"The Coming Campus Protests"
The hypocrisy of these statements is reinforced by an unequal distribution of academic resources — something made all the more pressing by the financial headwinds imposed by the Covid-19 crisis. As institutions struggle with diminished enrollment, cuts in state higher-education funding, and the loss of internal revenue from student attendance, it is too often the humanities, the social sciences, and fields like African American studies, Women's and Gender studies, and Latinx studies — the fields that are best positioned to help us engage social problems — that are targeted for elimination. While PR-minded administrators preach that Black lives matter in campus communiqués, their colleagues may be busily strategizing how best to cut Black studies.
Bacow believes “in the power of knowledge and ideas to change the world, of science and medicine to defeat disease, of the arts and humanities to illuminate the human condition,” and yet Harvard indefinitely suspended its search for senior ethnic-studies faculty in response to the Covid-19 crisis. “I can’t even begin to describe how disheartening it is to have seen this effort begin to bear its first fruits, only to have meaningful progress put on an indefinite timeline,” Claudine Gay, dean of the faculty of arts and sciences, told The Crimson. (Gay had been set to hire three to four senior faculty in Asian American, Latinx, and Muslim studies, and campus visits were already underway.)
As many of these programs are staffed and supported by contingent or non-tenure-track faculty, the looming threat of contract non-renewals during the ongoing Covid-19 crisis has a chilling effect on the ability for these programs to engage in direct action. This chilling effect, and the risk of the loss of the faculty that make these programs possible, is also an existential threat to any university’s professed commitment to diversity and inclusion.
Indeed, these toothless statements by university administrators show just how unprepared our institutions are for the return of Black students and staff and faculty members in the fall. Everything happening in our streets is going to be in our classrooms, in our committee rooms, our departments. We won't accept "listening sessions," "open forums," meetings with the president, or the other mechanisms that are deployed to disempower us. We will see through empty promises of diversity and see the funding cuts for what they are.

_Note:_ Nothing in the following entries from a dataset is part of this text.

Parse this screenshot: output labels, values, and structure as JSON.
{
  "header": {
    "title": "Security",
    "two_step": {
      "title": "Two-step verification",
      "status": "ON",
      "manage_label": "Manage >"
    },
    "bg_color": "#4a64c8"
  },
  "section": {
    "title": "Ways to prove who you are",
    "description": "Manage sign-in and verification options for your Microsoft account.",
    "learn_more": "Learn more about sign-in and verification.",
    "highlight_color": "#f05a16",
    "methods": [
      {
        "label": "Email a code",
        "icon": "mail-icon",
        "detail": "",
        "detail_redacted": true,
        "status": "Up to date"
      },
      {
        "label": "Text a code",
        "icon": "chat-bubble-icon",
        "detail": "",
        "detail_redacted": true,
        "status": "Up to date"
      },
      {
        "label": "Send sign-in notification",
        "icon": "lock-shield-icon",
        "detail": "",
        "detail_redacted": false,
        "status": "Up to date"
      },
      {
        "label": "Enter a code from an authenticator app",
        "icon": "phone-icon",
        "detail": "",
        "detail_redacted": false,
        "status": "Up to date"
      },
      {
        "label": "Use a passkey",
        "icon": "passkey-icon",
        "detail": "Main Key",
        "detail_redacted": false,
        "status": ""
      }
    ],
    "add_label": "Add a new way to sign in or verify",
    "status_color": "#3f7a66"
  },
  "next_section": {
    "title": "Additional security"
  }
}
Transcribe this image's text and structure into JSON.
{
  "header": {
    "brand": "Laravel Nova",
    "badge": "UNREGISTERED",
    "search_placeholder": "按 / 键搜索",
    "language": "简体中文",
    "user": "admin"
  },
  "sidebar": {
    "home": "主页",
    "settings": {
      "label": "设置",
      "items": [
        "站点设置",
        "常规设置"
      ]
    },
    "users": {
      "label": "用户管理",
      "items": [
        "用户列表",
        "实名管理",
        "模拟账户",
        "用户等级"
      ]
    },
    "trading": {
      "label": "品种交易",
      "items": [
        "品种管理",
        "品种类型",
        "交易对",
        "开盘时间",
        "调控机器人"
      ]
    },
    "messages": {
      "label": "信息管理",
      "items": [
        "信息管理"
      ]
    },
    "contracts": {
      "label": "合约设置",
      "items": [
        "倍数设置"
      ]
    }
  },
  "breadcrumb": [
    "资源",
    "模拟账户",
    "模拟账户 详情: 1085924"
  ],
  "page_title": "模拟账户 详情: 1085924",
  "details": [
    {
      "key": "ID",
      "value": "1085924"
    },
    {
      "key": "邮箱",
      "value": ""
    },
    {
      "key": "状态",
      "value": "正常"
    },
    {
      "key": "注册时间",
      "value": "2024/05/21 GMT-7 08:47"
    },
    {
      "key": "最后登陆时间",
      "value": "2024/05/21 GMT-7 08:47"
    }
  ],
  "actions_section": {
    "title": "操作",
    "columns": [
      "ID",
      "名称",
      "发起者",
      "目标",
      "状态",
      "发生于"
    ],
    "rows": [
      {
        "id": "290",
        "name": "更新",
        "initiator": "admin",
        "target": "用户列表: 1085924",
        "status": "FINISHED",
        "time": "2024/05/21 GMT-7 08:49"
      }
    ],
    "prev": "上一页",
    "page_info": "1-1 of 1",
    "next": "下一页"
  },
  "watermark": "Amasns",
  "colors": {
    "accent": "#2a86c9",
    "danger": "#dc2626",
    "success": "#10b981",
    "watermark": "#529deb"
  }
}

We will expect and demand meaningful change. And activist students and faculty and staff members will be bolstered by their recent experiences. They will take action to ensure that our institutions live up to their statements. This may mean faculty issuing statements of support for their Black, Indigenous, and Latinx communities. It may involve ending campus collaboration with police departments.
The coming campus protests will not simply be confined to campus police “reform,” or “bad apples” in our academic communities. Instead, it will be systemic and comprehensive. After they are done with institutional racism as represented by the police, including campus police, who do you think they'll come for next?
First, when money dries up, things have to be cut back. And if something has to be cut back, better the humanities and social sciences than the sciences. If the humanities and social sciences have to be cut back, better it be the various grievance studies departments and programs than more important things like philosophy and economics. The alleged fact that grievance studies departments are "best-positioned to help us engage social problems" wouldn't, even if true, be a good reason to exempt them from cuts. First, they're among the intellectually weakest departments. Second, the social change for which they advocate is always leftist, therefore usually bad. Harvard had to terminate a job search. So what? That's happening all over the country, and I'm sure Harvard had to end more than one search. It may be "disheartening," but that doesn't mean it isn't necessary. The growth of contingent and non-tenure-track faculty is a bit of a problem, but it's a problem for everyone. Since we aren't given numbers, we don't actually know whether there's a special problem in the relevant departments or not. And no, that's not what an "existential threat" is. You "won't accept" "listening sessions" etc.? Well, I'd be happy not to have them. Such things are really just another way to infuse leftist politics into the university. Instead of that nonsense, we should be attending to our actual, scholarly and pedagogical responsibilities. Universities aren't about political activism. Their purpose is inquiry. As for issuing statements: issue away. Earlier he said such statements were useless. Later he indicates the opposite.
Now hear this: my university, at least, won't be "ending campus collaboration with police departments."
The protests will be "systemic" and "comprehensive"? What does that even mean?
As for the threat of "coming after" the rest of us next: well come on then.
Let me remind you that this bullshit was published in the Chronicle.